You need to design a production-grade data pipeline that turns network automation scripts into a readable, testable, and observable batch ETL system. The pipeline should collect device state, normalize vendor-specific outputs, store raw and curated records, and support safe re-runs without duplicate data.
Scale Requirements
- Devices: 8,000 active devices, growing to 20,000 in 12 months
- Collection frequency: Every 15 minutes for critical devices, hourly for standard devices
- Payload size: 200KB-2MB raw text per device snapshot
- Daily volume: ~1.5-3 TB raw command output
- Latency target: Snapshot available in curated warehouse tables within 10 minutes of scheduled run
- Retention: 90 days raw snapshots, 2 years normalized inventory/compliance history
Requirements
- Design an orchestrated batch pipeline to collect configs and operational state from devices over SSH/API.
- Make the extraction and parsing code modular, readable, and unit-testable across vendors.
- Ensure idempotent re-runs for partial failures, duplicate scheduler triggers, and backfills.
- Store both raw command output and normalized tables for interfaces, routes, software versions, and compliance findings.

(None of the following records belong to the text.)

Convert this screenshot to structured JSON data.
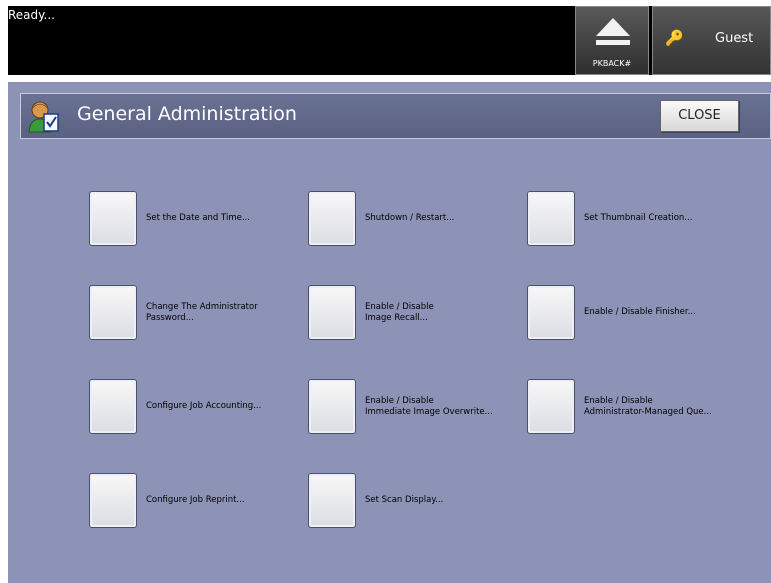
{
  "status_text": "Ready...",
  "top_buttons": {
    "pkback_label": "PKBACK#",
    "guest_label": "Guest"
  },
  "header": {
    "title": "General Administration",
    "close_label": "CLOSE"
  },
  "items": [
    {
      "label": "Set the Date and Time..."
    },
    {
      "label": "Shutdown / Restart..."
    },
    {
      "label": "Set Thumbnail Creation..."
    },
    {
      "label": "Change The Administrator\nPassword..."
    },
    {
      "label": "Enable / Disable\nImage Recall..."
    },
    {
      "label": "Enable / Disable Finisher..."
    },
    {
      "label": "Configure Job Accounting..."
    },
    {
      "label": "Enable / Disable\nImmediate Image Overwrite..."
    },
    {
      "label": "Enable / Disable\nAdministrator-Managed Que..."
    },
    {
      "label": "Configure Job Reprint..."
    },
    {
      "label": "Set Scan Display..."
    }
  ]
}
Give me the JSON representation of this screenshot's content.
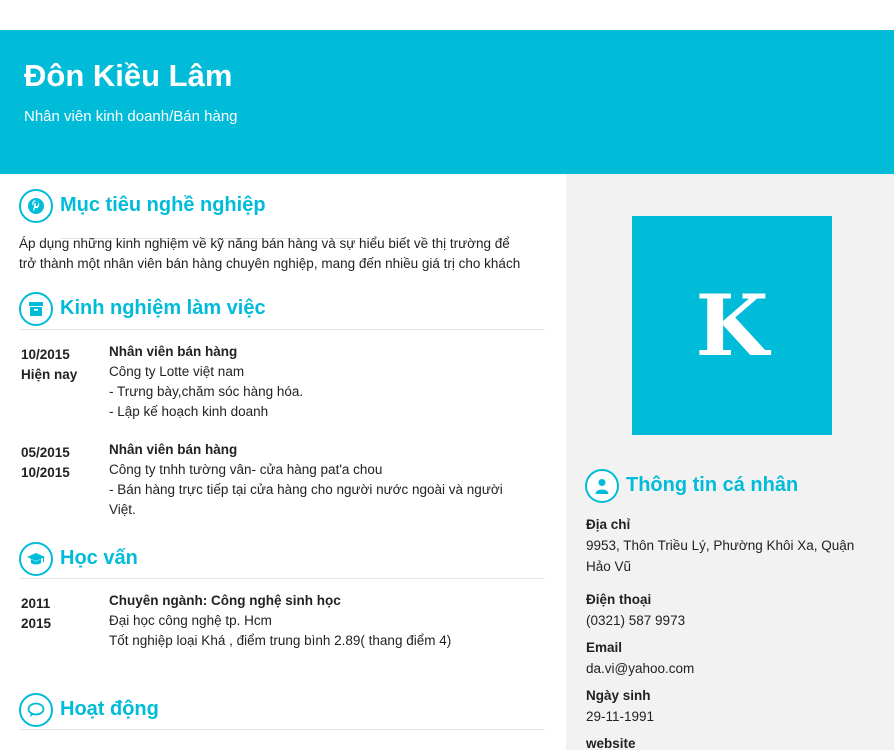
{
  "header": {
    "name": "Đôn Kiều Lâm",
    "role": "Nhân viên kinh doanh/Bán hàng"
  },
  "career_goal": {
    "title": "Mục tiêu nghề nghiệp",
    "icon": "pinterest-icon",
    "text_line1": "Áp dụng những kinh nghiệm về kỹ năng bán hàng và sự hiểu biết về thị trường để",
    "text_line2": "trở thành một nhân viên bán hàng chuyên nghiệp, mang đến nhiều giá trị cho khách"
  },
  "experience": {
    "title": "Kinh nghiệm làm việc",
    "icon": "archive-icon",
    "items": [
      {
        "date_from": "10/2015",
        "date_to": "Hiện nay",
        "position": "Nhân viên bán hàng",
        "company": "Công ty Lotte việt nam",
        "line1": "- Trưng bày,chăm sóc hàng hóa.",
        "line2": "- Lập kế hoạch kinh doanh"
      },
      {
        "date_from": "05/2015",
        "date_to": "10/2015",
        "position": "Nhân viên bán hàng",
        "company": "Công ty tnhh tường vân- cửa hàng pat'a chou",
        "line1": "- Bán hàng trực tiếp tại cửa hàng cho người nước ngoài và người",
        "line2": "Việt."
      }
    ]
  },
  "education": {
    "title": "Học vấn",
    "icon": "graduation-cap-icon",
    "items": [
      {
        "date_from": "2011",
        "date_to": "2015",
        "major": "Chuyên ngành: Công nghệ sinh học",
        "school": "Đại học công nghệ tp. Hcm",
        "result": "Tốt nghiệp loại Khá , điểm trung bình 2.89( thang điểm 4)"
      }
    ]
  },
  "activities": {
    "title": "Hoạt động",
    "icon": "speech-bubble-icon"
  },
  "sidebar": {
    "avatar_letter": "K",
    "personal_info": {
      "title": "Thông tin cá nhân",
      "icon": "user-icon",
      "address_label": "Địa chỉ",
      "address_line1": "9953, Thôn Triều Lý, Phường Khôi Xa, Quận",
      "address_line2": "Hảo Vũ",
      "phone_label": "Điện thoại",
      "phone": "(0321) 587 9973",
      "email_label": "Email",
      "email": "da.vi@yahoo.com",
      "dob_label": "Ngày sinh",
      "dob": "29-11-1991",
      "website_label": "website"
    }
  },
  "colors": {
    "accent": "#00bcd9",
    "sidebar_bg": "#f2f2f2"
  }
}
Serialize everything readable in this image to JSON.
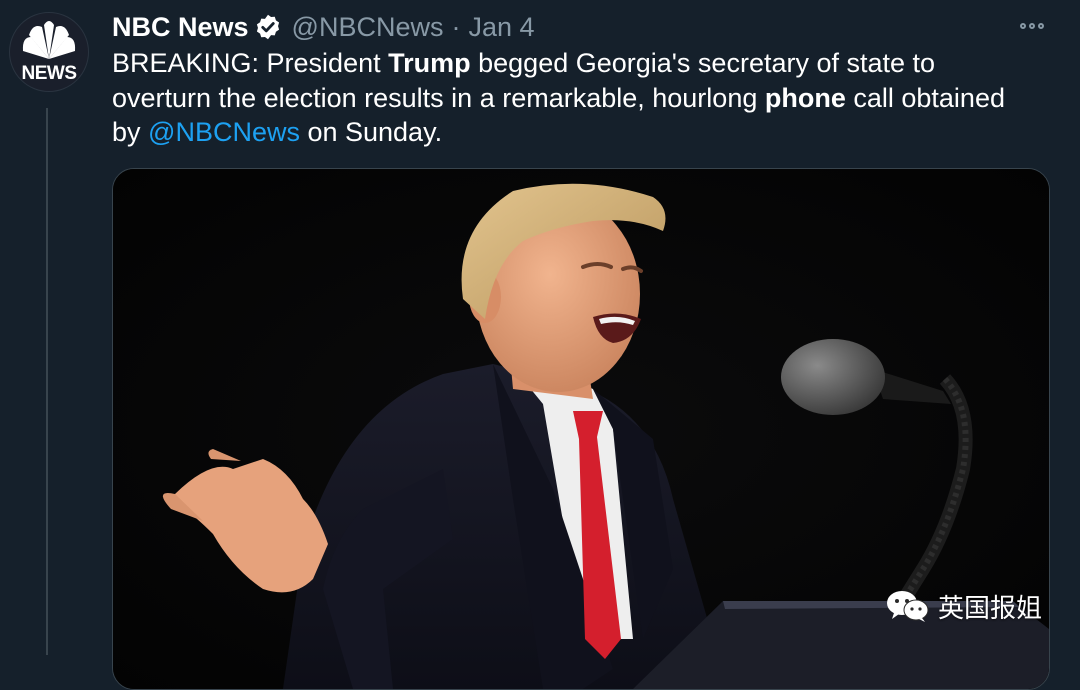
{
  "account": {
    "display_name": "NBC News",
    "handle": "@NBCNews",
    "separator": "·",
    "date": "Jan 4",
    "verified": true,
    "avatar_text": "NEWS"
  },
  "tweet": {
    "segments": [
      {
        "text": "BREAKING: President ",
        "style": "normal"
      },
      {
        "text": "Trump",
        "style": "bold"
      },
      {
        "text": " begged Georgia's secretary of state to overturn the election results in a remarkable, hourlong ",
        "style": "normal"
      },
      {
        "text": "phone",
        "style": "bold"
      },
      {
        "text": " call obtained by ",
        "style": "normal"
      },
      {
        "text": "@NBCNews",
        "style": "mention"
      },
      {
        "text": " on Sunday.",
        "style": "normal"
      }
    ]
  },
  "watermark": {
    "text": "英国报姐",
    "icon": "wechat-icon"
  },
  "icons": {
    "verified": "verified-badge-icon",
    "more": "more-options-icon"
  },
  "colors": {
    "background": "#15202b",
    "text_secondary": "#8899a6",
    "link": "#1da1f2",
    "border": "#38444d"
  }
}
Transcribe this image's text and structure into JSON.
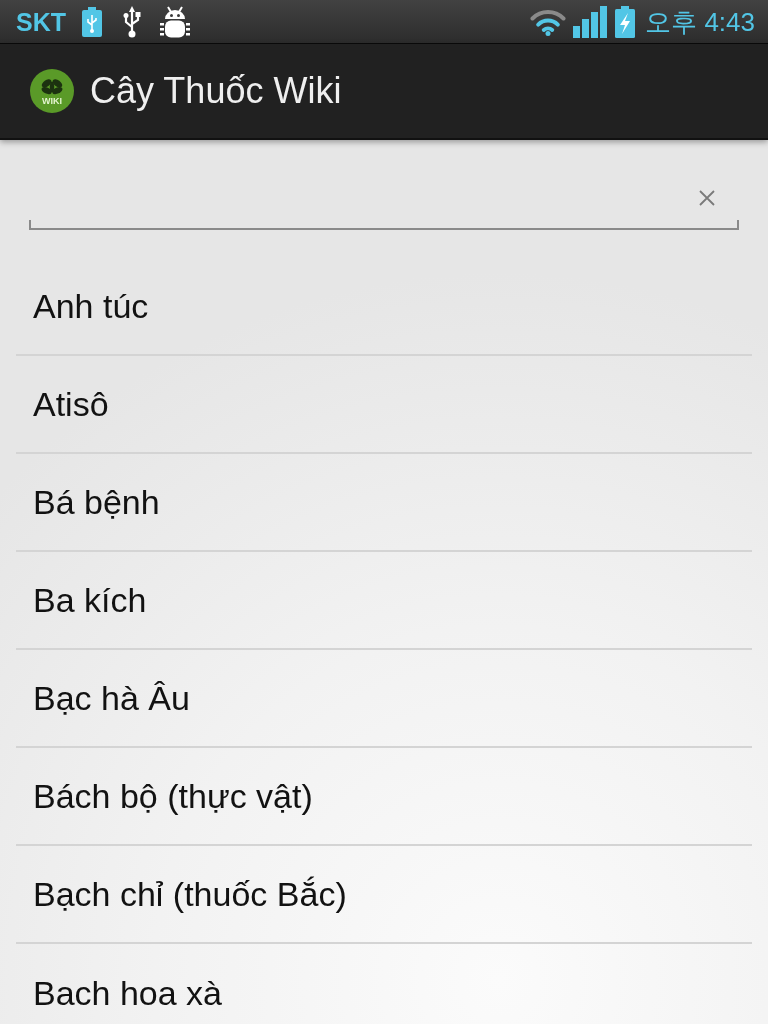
{
  "status_bar": {
    "carrier": "SKT",
    "time": "오후 4:43"
  },
  "app_bar": {
    "logo_text": "WIKI",
    "title": "Cây Thuốc Wiki"
  },
  "items": [
    {
      "label": "Anh túc"
    },
    {
      "label": "Atisô"
    },
    {
      "label": "Bá bệnh"
    },
    {
      "label": "Ba kích"
    },
    {
      "label": "Bạc hà Âu"
    },
    {
      "label": "Bách bộ (thực vật)"
    },
    {
      "label": "Bạch chỉ (thuốc Bắc)"
    },
    {
      "label": "Bach hoa xà"
    }
  ]
}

- Add automated data quality checks for missing devices, parse failures, schema drift, and stale snapshots.
- Describe CI/CD, test strategy, and how you would separate pure parsing logic from side effects such as network calls and storage writes.
- Provide monitoring, alerting, and recovery procedures for device timeouts, parser regressions, and warehouse load failures.
Constraints
- Infrastructure must run on AWS using managed services where practical.
- Security requires encrypted secrets, audit logging, and no plaintext credentials in code.
- Budget allows moderate batch compute but not a 24/7 large streaming cluster.
- Some devices are rate-limited and can only be queried once per collection window.